For more control, you can use Playwright directly with an LLM:
from playwright.async_api import async_playwright
import anthropic
import base64
async def browser_agent(task: str):
client = anthropic.Anthropic()
async with async_playwright() as p:
browser = await p.chromium.launch(headless=True)
page = await browser.new_page()
for _ in range(20): # max 20 steps
screenshot = await page.screenshot()
screenshot_b64 = base64.b64encode(screenshot).decode()
response = client.messages.create(
model="claude-opus-4-5",
max_tokens=1024,
messages=[{
"role": "user",
"content": [
{"type": "image", "source": {"type": "base64", "media_type": "image/png", "data": screenshot_b64}},
{"type": "text", "text": f"Task: {task}
What action should I take next? Reply with: CLICK x,y or TYPE text or NAVIGATE url or DONE result"}
]
}]
)
action = response.content[0].text
if action.startswith("DONE"):
return action.split("DONE ", 1)[1]
elif action.startswith("NAVIGATE"):
await page.goto(action.split("NAVIGATE ", 1)[1])
elif action.startswith("CLICK"):
coords = action.split("CLICK ", 1)[1].split(",")
await page.mouse.click(int(coords[0]), int(coords[1]))
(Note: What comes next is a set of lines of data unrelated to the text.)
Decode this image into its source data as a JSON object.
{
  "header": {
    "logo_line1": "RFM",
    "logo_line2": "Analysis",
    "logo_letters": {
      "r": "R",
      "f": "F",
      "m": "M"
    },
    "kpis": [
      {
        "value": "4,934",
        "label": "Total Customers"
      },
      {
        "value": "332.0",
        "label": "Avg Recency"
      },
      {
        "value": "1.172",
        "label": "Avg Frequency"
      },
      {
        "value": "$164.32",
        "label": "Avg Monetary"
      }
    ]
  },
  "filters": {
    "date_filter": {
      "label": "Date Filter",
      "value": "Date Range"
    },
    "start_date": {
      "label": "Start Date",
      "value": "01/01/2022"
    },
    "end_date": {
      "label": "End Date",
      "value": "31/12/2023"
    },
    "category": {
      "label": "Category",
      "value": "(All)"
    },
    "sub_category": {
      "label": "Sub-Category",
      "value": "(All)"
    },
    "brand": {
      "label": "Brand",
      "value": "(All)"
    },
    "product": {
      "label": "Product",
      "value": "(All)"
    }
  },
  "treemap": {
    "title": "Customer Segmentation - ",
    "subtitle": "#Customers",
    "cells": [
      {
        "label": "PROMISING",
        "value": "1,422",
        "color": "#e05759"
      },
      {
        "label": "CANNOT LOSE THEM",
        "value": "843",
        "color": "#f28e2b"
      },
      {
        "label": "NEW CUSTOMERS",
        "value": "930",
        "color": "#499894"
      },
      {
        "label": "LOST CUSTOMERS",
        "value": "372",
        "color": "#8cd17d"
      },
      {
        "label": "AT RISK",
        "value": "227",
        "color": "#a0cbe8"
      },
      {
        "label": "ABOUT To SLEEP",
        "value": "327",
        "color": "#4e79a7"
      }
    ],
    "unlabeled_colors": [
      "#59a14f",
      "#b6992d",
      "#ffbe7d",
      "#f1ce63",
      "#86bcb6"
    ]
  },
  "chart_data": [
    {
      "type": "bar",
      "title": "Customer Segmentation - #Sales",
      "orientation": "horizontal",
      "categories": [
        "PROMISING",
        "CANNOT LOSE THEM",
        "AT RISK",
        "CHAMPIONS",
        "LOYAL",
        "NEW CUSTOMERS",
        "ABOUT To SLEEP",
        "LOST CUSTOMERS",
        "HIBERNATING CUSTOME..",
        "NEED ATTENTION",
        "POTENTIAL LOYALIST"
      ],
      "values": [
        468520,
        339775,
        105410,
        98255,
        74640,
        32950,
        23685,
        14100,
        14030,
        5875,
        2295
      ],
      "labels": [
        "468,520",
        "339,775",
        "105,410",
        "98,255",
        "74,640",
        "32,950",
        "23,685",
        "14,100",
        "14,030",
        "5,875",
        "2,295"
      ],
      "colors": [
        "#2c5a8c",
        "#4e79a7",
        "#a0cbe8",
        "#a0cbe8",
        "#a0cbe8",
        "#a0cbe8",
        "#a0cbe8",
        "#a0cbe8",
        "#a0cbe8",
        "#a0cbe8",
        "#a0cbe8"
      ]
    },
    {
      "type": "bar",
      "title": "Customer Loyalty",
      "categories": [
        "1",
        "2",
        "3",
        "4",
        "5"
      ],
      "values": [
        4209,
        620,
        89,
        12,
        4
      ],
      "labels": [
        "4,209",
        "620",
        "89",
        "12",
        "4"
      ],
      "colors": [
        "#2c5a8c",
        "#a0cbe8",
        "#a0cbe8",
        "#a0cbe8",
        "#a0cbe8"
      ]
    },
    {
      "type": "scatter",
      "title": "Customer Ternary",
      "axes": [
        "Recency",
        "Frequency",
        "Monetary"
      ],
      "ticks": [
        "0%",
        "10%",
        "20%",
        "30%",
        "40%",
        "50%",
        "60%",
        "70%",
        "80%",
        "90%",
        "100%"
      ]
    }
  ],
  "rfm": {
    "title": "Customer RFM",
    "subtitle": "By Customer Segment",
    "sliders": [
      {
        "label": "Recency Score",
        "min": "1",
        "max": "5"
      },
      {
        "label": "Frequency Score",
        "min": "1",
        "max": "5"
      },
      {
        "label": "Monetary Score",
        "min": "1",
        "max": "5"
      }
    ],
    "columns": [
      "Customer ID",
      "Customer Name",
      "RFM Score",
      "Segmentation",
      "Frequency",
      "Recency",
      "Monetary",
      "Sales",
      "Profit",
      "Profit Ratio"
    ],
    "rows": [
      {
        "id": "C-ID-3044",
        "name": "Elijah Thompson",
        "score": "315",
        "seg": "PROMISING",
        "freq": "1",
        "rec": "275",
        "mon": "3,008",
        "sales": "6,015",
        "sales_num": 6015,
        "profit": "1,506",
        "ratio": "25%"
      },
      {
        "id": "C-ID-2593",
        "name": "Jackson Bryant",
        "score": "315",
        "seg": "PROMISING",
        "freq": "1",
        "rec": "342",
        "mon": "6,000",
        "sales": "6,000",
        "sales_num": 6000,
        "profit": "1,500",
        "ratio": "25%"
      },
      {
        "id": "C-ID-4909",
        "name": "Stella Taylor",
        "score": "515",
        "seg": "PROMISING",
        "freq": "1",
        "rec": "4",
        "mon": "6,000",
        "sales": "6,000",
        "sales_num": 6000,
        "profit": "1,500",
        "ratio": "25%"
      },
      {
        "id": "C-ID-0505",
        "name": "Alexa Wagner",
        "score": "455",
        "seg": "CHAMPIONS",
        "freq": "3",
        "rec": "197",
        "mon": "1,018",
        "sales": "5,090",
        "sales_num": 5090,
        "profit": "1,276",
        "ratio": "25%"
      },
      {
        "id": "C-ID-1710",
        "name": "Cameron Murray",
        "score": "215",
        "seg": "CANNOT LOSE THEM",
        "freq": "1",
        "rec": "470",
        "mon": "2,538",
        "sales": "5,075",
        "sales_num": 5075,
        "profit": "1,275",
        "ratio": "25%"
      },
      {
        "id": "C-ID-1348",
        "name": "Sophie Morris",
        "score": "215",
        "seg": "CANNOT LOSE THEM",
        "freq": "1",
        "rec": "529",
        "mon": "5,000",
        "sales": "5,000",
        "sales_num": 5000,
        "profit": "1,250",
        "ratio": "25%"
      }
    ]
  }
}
elif action.startswith("TYPE"):
await page.keyboard.type(action.split("TYPE ", 1)[1])
await browser.close()
This is a simplified version, but it illustrates the core loop without framework abstraction.
Practical Use Cases
Competitive intelligence is one of the highest-value use cases. Monitoring competitor pricing, tracking product changes, collecting market data from sources with no public API. A browser agent can log in, navigate to the right page, extract the data, and format it for analysis.
Form filling at scale: submitting the same information to multiple portals (insurance quotes, vendor applications, government registrations). A browser agent handles the variation in form design that breaks scripted automation.
Web scraping when APIs do not exist: extracting structured data from websites that block programmatic requests or do not expose an API. Browser agents using real browsers are harder to detect than headless HTTP clients.
Testing web applications with natural language test cases: describe user flows in plain English and have the agent execute them, reporting failures. This is slower than Playwright scripts but requires no script maintenance when the UI changes.